2. a kind of bistable state piezoelectric vibration energy collector array apparatus according to claim 1, which is characterized in that described Piezoelectric energy collector is bolted on the center side height positioned at the metal base as at 50mm.

3. a kind of bistable state piezoelectric vibration energy collector array apparatus according to claim 1, which is characterized in that described All piezoelectric energy collectors are located in same level.

4. a kind of bistable state piezoelectric vibration energy collector array apparatus according to claim 1, which is characterized in that described The material of metallized metal pedestal is aluminium alloy, and size is 300 × 100 × 10mm³。

5. a kind of bistable state piezoelectric vibration energy collector array apparatus according to claim 1, which is characterized in that described The material of metal substrate is aluminium alloy, and size is 80 × 15 × 0.1mm³。

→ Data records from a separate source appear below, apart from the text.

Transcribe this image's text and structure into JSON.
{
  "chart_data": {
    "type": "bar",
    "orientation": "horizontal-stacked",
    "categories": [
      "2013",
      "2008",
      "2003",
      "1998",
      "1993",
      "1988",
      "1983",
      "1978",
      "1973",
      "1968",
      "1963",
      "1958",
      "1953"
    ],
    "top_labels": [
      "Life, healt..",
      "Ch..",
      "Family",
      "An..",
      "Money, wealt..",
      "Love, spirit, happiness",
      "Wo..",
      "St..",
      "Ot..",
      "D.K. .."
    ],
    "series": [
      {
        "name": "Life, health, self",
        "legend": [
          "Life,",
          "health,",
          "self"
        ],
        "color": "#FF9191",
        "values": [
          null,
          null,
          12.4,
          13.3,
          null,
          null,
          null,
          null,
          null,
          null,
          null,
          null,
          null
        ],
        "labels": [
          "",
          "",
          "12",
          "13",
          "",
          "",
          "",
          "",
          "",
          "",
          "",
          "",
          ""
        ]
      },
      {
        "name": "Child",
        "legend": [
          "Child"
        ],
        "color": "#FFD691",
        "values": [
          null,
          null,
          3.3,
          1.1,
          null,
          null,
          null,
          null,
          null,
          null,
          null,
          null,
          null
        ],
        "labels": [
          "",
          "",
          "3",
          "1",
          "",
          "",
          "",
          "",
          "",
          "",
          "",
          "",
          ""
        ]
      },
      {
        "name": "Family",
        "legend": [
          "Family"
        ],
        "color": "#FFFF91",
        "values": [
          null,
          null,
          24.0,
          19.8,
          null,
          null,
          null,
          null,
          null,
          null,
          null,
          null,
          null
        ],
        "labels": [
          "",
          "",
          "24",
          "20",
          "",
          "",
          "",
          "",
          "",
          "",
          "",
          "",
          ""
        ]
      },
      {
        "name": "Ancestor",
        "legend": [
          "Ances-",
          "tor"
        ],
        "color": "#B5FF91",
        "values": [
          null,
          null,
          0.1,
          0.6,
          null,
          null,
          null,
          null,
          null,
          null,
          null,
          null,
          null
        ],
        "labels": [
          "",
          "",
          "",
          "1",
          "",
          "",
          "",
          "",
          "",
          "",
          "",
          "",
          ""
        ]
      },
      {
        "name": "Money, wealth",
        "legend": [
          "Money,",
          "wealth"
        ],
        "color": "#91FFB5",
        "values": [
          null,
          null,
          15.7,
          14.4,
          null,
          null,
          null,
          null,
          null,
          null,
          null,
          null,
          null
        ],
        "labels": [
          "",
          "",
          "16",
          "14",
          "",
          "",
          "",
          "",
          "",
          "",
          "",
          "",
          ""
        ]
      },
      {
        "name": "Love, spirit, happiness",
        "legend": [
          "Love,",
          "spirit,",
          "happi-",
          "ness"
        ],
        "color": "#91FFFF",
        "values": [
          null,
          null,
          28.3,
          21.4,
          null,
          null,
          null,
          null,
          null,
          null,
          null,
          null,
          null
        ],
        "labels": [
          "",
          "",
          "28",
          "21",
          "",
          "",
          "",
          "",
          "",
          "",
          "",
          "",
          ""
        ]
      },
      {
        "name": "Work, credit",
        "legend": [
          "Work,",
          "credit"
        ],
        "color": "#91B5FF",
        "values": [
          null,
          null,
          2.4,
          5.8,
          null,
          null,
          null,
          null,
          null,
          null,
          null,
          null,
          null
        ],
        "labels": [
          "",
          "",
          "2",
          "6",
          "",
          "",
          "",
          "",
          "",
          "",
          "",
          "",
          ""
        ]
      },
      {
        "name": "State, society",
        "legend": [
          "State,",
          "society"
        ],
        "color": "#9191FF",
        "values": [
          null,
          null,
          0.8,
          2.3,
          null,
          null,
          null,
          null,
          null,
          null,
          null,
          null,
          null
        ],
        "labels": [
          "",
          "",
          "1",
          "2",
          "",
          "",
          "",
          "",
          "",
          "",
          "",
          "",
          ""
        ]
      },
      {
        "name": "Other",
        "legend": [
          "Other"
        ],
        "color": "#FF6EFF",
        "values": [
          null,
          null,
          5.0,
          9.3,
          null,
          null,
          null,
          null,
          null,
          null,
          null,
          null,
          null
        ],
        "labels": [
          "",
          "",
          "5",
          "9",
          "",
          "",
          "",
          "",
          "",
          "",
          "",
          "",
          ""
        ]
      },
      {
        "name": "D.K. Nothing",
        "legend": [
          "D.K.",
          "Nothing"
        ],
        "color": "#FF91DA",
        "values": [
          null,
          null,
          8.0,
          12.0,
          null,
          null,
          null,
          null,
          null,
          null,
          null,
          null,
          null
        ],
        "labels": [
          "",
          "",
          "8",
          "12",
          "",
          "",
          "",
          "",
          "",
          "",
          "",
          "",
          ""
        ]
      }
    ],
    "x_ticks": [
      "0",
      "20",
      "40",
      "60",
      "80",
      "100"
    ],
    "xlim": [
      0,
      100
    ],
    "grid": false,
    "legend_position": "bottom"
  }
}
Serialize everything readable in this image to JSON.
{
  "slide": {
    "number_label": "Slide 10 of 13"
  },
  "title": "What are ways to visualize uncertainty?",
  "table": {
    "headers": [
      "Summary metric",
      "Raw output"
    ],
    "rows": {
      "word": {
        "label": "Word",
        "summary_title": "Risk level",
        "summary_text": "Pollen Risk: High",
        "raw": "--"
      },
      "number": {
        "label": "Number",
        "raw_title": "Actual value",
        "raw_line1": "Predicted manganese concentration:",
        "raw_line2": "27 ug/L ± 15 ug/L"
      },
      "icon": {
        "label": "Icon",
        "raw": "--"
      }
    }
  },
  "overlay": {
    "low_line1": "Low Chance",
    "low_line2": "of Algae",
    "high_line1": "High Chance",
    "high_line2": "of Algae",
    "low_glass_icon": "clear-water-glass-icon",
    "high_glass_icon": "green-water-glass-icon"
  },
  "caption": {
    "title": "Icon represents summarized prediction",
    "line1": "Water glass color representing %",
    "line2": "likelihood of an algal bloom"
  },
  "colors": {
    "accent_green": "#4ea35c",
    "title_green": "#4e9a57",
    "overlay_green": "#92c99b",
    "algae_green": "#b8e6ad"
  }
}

6. a kind of bistable state piezoelectric vibration energy collector array apparatus according to claim 1, which is characterized in that described The material of metallic gauge block is beryllium-bronze, and size is 15 × 10 × 5mm³。

7. a kind of bistable state piezoelectric vibration energy collector array apparatus according to claim 1, which is characterized in that be located at The size of the piezoelectric ceramics of the metal substrate upper surface and the piezoelectric ceramics positioned at the metal substrate lower surface Identical, polarization direction is on the contrary, the piezoelectric ceramics is bonded in the upper and lower surface of the metal substrate by epoxy glue.

8. a kind of bistable state piezoelectric vibration energy collector array apparatus according to claim 1, which is characterized in that described Piezoelectric energy collector specifically includes 5, and spaced set.